Hier wiederholt sich, was schon seit einiger Zeit zu beobachten ist: Große und kleine, traditionelle und junge politische Organisationen bemühen sich, die Kräfte zu bündeln, um auf der außerparlamentarischen Bühne gemeinsam aufzutreten. Sie nutzen Campact neben öffentlichkeitswirksamen Aktionen und Demonstrationen als weitere Möglichkeit, um zwischen den Wahlen auf dem Weg der direkten Demokratie politisch Einfluss zu nehmen. Wobei Campact mit einem klar umrissenen Profil arbeitet. Ziel ist es immer, auf den Gesetzgebungsprozess Einfluss zu nehmen. Weiteres wichtiges Kriterium: die Erfolgsaussichten. „Wir arbeiten zu allen politischen Themen, in denen es die Chance gibt, etwas zu verändern“, so Christoph Bautz.
Schnell, gezielt, effektiv: Politik als Serviceleistung
Campact reagiert auch auf ein Bedürfnis nach „Service“-Politik. Mit wenig persönlichem Aufwand der Teilnehmer soll in kurzer Zeit ein großer Effekt erzielt werden. So gibt es für jede Kampagne eine 5-Minuten-Info als Einführung in Thema und Argumentation. Vorformulierte Briefe lassen sich schon nach wenigen Mausklicks an die richtige Stelle schicken. „Wir wollen damit auch Menschen ansprechen, die von den sozialen Bewegungen nicht angesprochen werden und nicht die nötige Zeit haben, sich zu engagieren. Dabei gibt es niederschwellige und hochschwellige Angebote: Man kann den Aufruf unterschreiben oder selbst seinen Protest formulieren“, so Christoph Bautz.
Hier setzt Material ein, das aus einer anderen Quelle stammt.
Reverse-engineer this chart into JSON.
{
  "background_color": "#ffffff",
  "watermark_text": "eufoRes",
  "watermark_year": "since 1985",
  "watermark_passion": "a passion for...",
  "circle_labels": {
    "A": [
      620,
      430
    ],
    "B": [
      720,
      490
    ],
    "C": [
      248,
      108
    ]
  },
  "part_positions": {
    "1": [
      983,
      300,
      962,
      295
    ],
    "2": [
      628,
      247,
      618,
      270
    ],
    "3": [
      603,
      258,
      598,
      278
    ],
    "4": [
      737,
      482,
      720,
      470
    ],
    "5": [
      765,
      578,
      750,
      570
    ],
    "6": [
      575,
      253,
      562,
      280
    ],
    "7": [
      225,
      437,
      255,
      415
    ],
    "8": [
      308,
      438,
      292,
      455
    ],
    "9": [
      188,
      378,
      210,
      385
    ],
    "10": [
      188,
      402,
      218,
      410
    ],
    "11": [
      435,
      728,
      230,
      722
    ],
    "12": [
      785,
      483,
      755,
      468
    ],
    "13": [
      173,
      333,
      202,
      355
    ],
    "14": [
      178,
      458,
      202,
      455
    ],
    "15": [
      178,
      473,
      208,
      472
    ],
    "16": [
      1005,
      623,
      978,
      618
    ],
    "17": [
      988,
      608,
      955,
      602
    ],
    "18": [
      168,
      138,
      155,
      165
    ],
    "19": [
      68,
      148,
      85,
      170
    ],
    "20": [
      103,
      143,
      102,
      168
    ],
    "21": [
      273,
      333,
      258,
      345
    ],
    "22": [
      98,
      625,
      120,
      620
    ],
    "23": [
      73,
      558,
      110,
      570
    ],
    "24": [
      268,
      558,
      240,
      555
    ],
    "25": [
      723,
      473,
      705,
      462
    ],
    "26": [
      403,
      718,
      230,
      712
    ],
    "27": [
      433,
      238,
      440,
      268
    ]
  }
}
Gezielt werden so die Volksvertreter mit dem Bürgerwillen konfrontiert. Den Auftakt bildete im April der Kampf gegen die drohende EU-Richtlinie für die Einführung von Softwarepatenten. Hier schloss sich Campact der starken und am Ende erfolgreichen europäische Protestbewegung gegen die Annahme der Richtlinie im EU-Parlament an. Zusammen mit Attac wurde auf die gezielte Bearbeitung der deutschen Parlamentarier gesetzt. Zur den E-Mails kamen zusätzliche Proteste vor Ort und eine Online-Demonstration, an der sich über 5.000 Menschen beteiligten. Die Versendung von Protestbriefen an den Abgeordneten des eigenen Wahlkreises wird als besonders wirksames Instrument eingestuft. So auch vor einem Monat, als kurz vor der Bundestags-Abstimmung über die Offenlegung der Nebeneinkünfte schon ca. 1.000 E-Mails genügten, um 120 Abgeordnete zu persönlichen Reaktionen auf die Mailaktion zu bewegen.
Von den Anfangserfolgen ermutigt, wagt sich Campact derzeit an einen größeren Brocken: „Mehrwertsteuer? Finger weg“ heißt die aktuelle Kampagne. Obwohl die Anhebung auf 19 Prozent in der großen Koalition beschlossene Sache ist, sieht Campact noch Chancen, die Einführung im Januar 2007 zu verhindern. In den ersten fünf Tagen haben sich 3.000 Menschen daran beteiligt.
Derzeit ist der reale Protest weitaus größer als der virtuelle. Allein in Lüneburg haben Anfang November 7.000 Menschen gegen die weitere Nutzung der Atomkraft demonstriert, 2.500 beteiligten sich dagegen bislang an der entsprechenden Campact-Kampagne. Keine überwältigende Zahl, aber zusätzliche Unterstützung. Und es spricht viel dafür, dass die Beteiligung parallel zu ihrem steigenden Bekanntheitsgrad wachsen wird.